|کد مقاله||سال انتشار||مقاله انگلیسی||ترجمه فارسی||تعداد کلمات|
|92792||2018||19 صفحه PDF||سفارش دهید||4365 کلمه|
Publisher : Elsevier - Science Direct (الزویر - ساینس دایرکت)
Journal : Mathematics and Computers in Simulation, Available online 7 April 2018
DNA codewords design is critical for many research fields, from DNA computing, to DNA hybridization arrays, to DNA nanotechnology. Results in the literature rely on a wide variety of design criteria adapted to the particular requirements of each application.

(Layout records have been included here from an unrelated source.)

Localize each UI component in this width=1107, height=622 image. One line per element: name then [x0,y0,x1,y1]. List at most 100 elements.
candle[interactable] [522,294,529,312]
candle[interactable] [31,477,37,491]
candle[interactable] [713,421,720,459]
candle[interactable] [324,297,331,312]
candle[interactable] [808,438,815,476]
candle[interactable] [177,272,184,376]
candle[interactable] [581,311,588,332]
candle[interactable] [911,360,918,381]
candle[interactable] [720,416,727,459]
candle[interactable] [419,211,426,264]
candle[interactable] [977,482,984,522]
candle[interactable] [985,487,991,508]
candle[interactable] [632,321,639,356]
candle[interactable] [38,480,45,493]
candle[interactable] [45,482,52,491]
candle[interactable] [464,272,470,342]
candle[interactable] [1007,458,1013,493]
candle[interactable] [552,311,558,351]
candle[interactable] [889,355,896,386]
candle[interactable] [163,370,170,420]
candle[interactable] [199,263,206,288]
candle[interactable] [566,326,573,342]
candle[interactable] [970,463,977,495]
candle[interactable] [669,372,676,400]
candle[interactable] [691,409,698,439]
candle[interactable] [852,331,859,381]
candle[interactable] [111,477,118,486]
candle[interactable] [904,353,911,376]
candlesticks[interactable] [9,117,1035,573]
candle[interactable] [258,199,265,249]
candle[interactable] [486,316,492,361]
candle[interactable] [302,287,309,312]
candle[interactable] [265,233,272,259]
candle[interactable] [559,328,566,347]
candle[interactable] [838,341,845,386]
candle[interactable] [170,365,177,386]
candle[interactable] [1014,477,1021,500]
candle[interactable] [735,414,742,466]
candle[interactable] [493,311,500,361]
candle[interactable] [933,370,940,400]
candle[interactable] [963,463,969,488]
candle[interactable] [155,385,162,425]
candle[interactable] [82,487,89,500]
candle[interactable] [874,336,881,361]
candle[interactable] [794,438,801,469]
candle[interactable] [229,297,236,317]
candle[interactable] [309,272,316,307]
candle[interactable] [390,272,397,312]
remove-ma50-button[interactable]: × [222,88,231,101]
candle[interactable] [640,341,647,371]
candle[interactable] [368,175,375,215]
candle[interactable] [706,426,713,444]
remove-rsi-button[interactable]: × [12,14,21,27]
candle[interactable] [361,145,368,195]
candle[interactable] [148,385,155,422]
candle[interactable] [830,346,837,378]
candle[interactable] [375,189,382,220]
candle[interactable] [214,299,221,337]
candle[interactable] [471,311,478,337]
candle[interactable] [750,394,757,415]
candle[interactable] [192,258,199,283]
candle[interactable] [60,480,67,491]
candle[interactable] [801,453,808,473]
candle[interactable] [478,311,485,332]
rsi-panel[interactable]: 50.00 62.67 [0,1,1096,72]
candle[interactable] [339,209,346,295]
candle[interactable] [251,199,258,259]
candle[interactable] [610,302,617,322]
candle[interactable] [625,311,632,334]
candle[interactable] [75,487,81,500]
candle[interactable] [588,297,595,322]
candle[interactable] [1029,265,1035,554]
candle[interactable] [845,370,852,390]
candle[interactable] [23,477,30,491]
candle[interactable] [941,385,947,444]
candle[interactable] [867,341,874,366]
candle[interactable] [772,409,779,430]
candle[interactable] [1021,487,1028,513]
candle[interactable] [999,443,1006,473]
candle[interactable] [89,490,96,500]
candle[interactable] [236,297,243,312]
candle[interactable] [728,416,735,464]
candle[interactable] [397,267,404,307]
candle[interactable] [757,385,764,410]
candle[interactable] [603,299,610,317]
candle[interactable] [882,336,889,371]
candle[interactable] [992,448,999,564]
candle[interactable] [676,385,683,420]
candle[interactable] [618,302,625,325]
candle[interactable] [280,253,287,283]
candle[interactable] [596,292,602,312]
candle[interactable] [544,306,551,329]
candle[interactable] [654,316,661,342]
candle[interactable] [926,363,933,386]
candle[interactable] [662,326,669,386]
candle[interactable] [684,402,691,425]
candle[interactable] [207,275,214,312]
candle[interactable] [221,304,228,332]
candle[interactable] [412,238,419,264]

Since DNA codewords design can be regarded as a multi-objective optimization problem, and nondominated sorting genetic algorithm II (NSGA-II) has been demonstrated as one of the most efficient algorithms for multi-objective optimization problems, in this paper, we proposed an improved nondominated sorting genetic algorithm II (INSGA-II) for the design of DNA codewords. The novelty of our method is that introduced the constraints to the non-dominated sorting process. The performance of our method is compared with other DNA codewords design methods, and the experiment results in silico showed that the INSGA-II has a higher convergence speed and better population diversity than those of other algorithms, and can provide reliable and effective codewords for the controllable DNA computing.